Les Italiens de l’étranger ont fait perdre Berlusconi, mais aussi leur ministre, qui comptait tant sur eux
Pour Silvio Berlusconi, la défaite aux élections des 9 et 10 avril est dure à accepter. Son obstination à contester les résultats le prouve. Mais pour son ministre des Italiens dans le monde, Mirko Tremaglia, le succès étriqué du centre gauche de Romano Prodi est une tragédie plus douloureuse encore. A l’issue de ce scrutin marqué par un écart infime entre les deux coalitions, cet homme de 79 ans incarne l’échec du camp Berlusconi. Les efforts de toute une vie se retournent contre lui, et ses alliés le montrent du doigt. Explication : si les Italiens de l’étranger n’avaient pas voté, le centre droit aurait eu la majorité au Sénat ! Or, c’est lui, l’onorevole (honorable) Tremaglia, l’ancien fasciste de la république de Salo (1943-1945), l’anticommuniste, le patriote, qui a fait adopter une loi octroyant le droit de vote à ces Italiens-là !

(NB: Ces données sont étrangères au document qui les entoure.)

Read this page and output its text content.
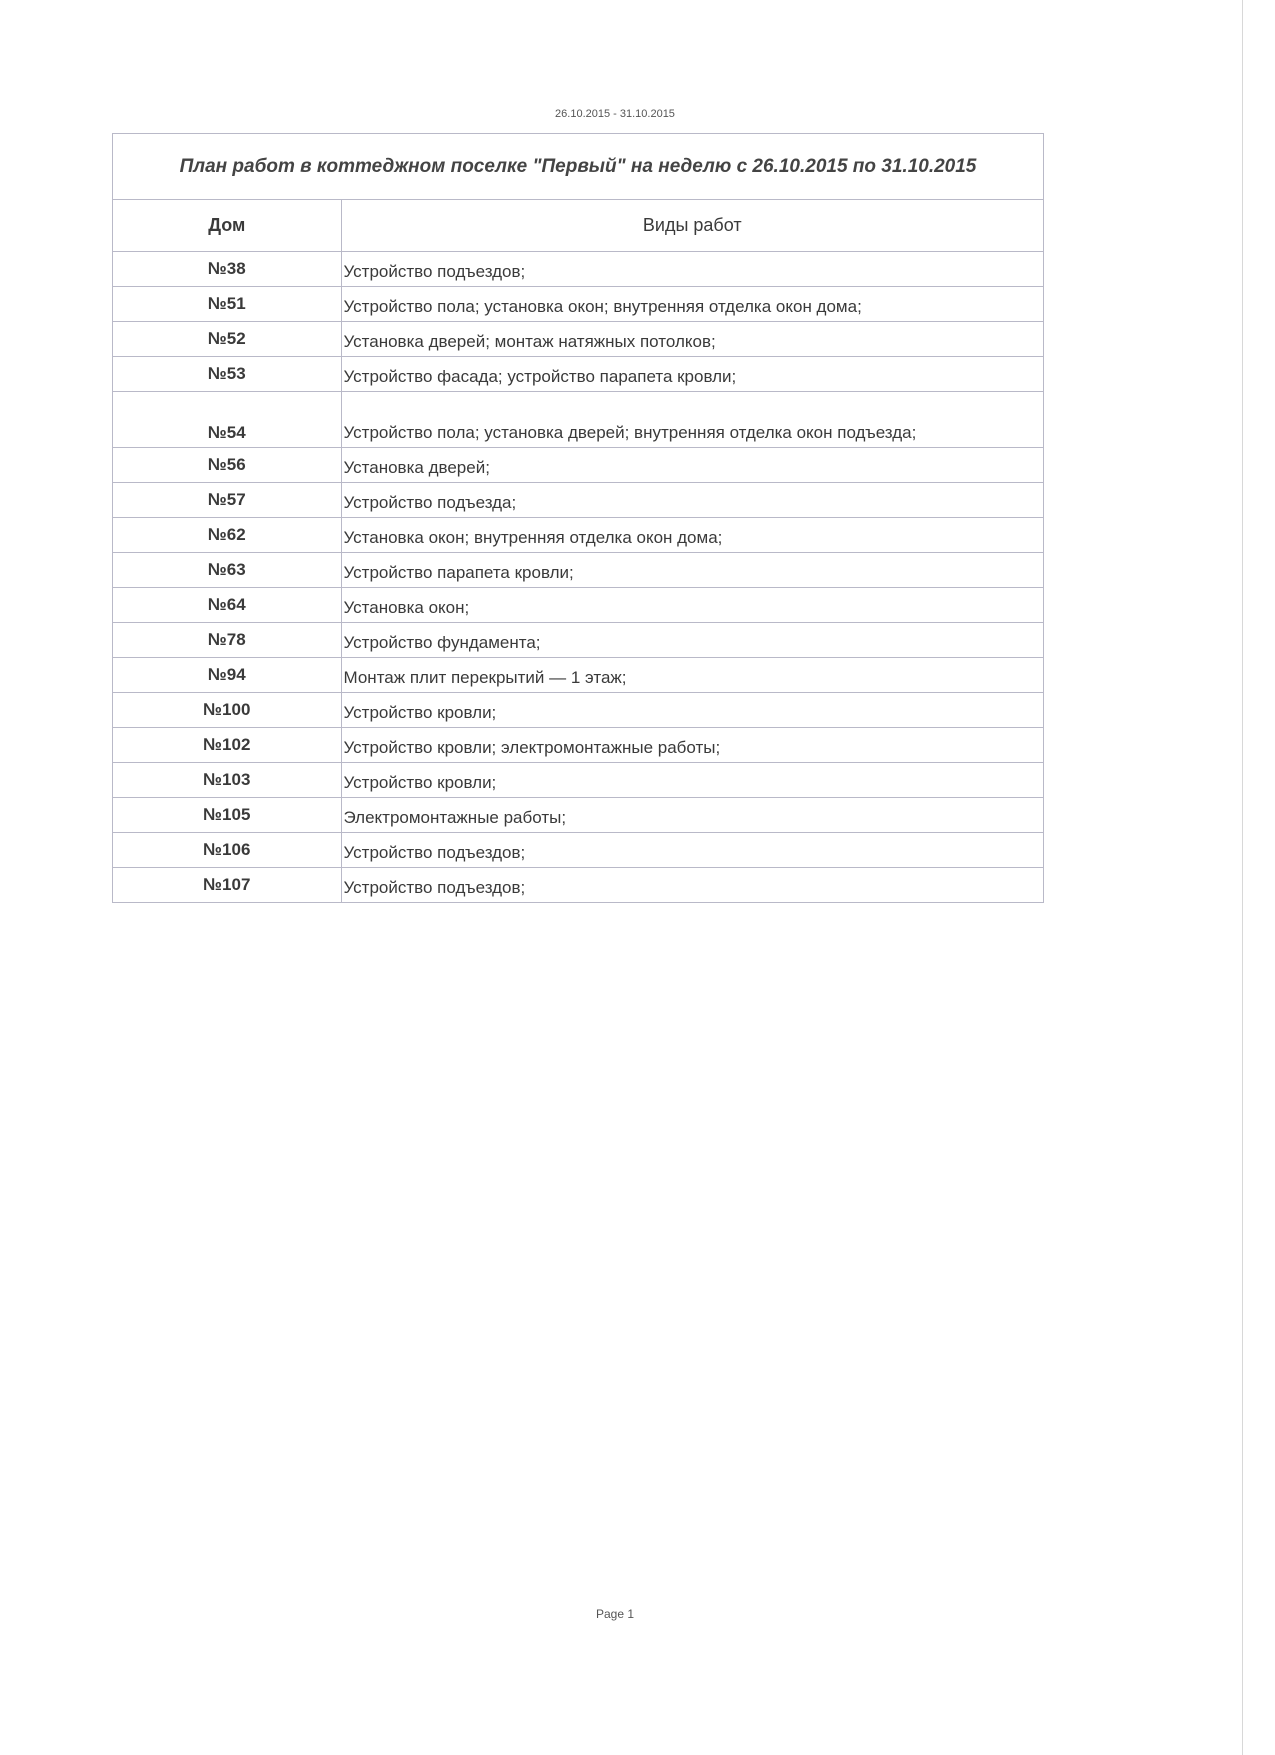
26.10.2015 - 31.10.2015
План работ в коттеджном поселке "Первый" на неделю с 26.10.2015 по 31.10.2015
Дом	Виды работ
№38	Устройство подъездов;
№51	Устройство пола; установка окон; внутренняя отделка окон дома;
№52	Установка дверей; монтаж натяжных потолков;
№53	Устройство фасада; устройство парапета кровли;
№54	Устройство пола; установка дверей; внутренняя отделка окон подъезда;
№56	Установка дверей;
№57	Устройство подъезда;
№62	Установка окон; внутренняя отделка окон дома;
№63	Устройство парапета кровли;
№64	Установка окон;
№78	Устройство фундамента;
№94	Монтаж плит перекрытий — 1 этаж;
№100	Устройство кровли;
№102	Устройство кровли; электромонтажные работы;
№103	Устройство кровли;
№105	Электромонтажные работы;
№106	Устройство подъездов;
№107	Устройство подъездов;
Page 1
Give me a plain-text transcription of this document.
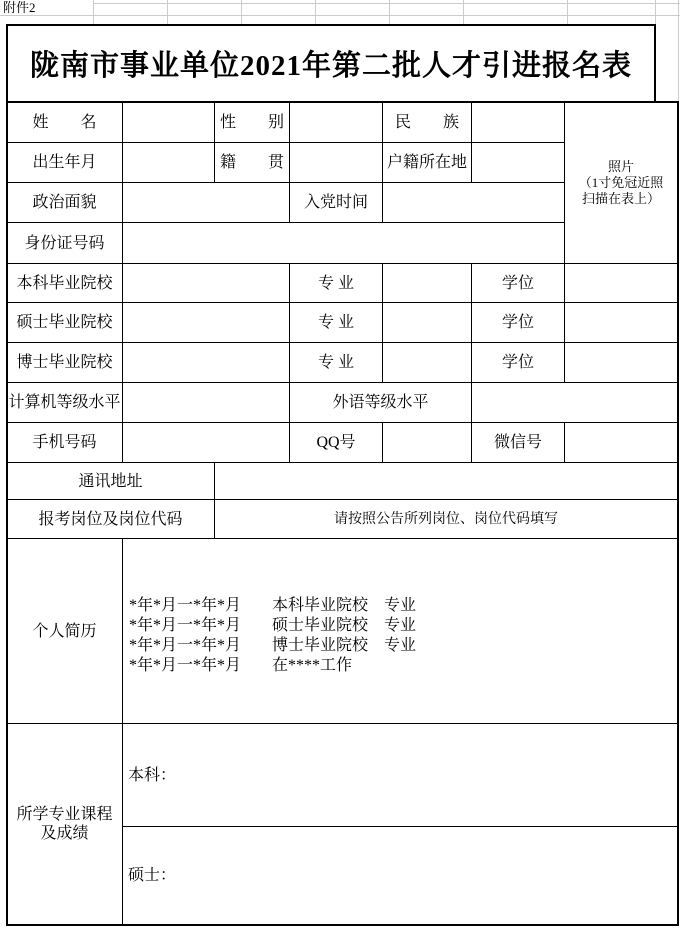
附件2
陇南市事业单位2021年第二批人才引进报名表
姓　　名	性　　别	民　　族
照片
（1寸免冠近照
扫描在表上）
出生年月	籍　　贯	户籍所在地
政治面貌	入党时间
身份证号码
本科毕业院校	专 业	学位
硕士毕业院校	专 业	学位
博士毕业院校	专 业	学位
计算机等级水平	外语等级水平
手机号码	QQ号	微信号
通讯地址
报考岗位及岗位代码	请按照公告所列岗位、岗位代码填写
个人简历
*年*月一*年*月	本科毕业院校　专业
*年*月一*年*月	硕士毕业院校　专业
*年*月一*年*月	博士毕业院校　专业
*年*月一*年*月	在****工作
所学专业课程
及成绩
本科：
硕士：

Elu au Parlement depuis 1972, d’abord dans les rangs du parti néofasciste Movimento sociale italiano (MSI), puis d’Alleanza nazionale, aux côtés de Gianfranco Fini, Tremaglia est respecté par tous, même par ses adversaires les plus farouches. Il s’est toujours battu pour que ses concitoyens éparpillés sur tous les continents puissent voter. Le premier projet de loi, d’un autre député du MSI, date de 1955. Quarante-six ans plus tard, en 2001, Mirko Tremaglia obtenait enfin gain de cause.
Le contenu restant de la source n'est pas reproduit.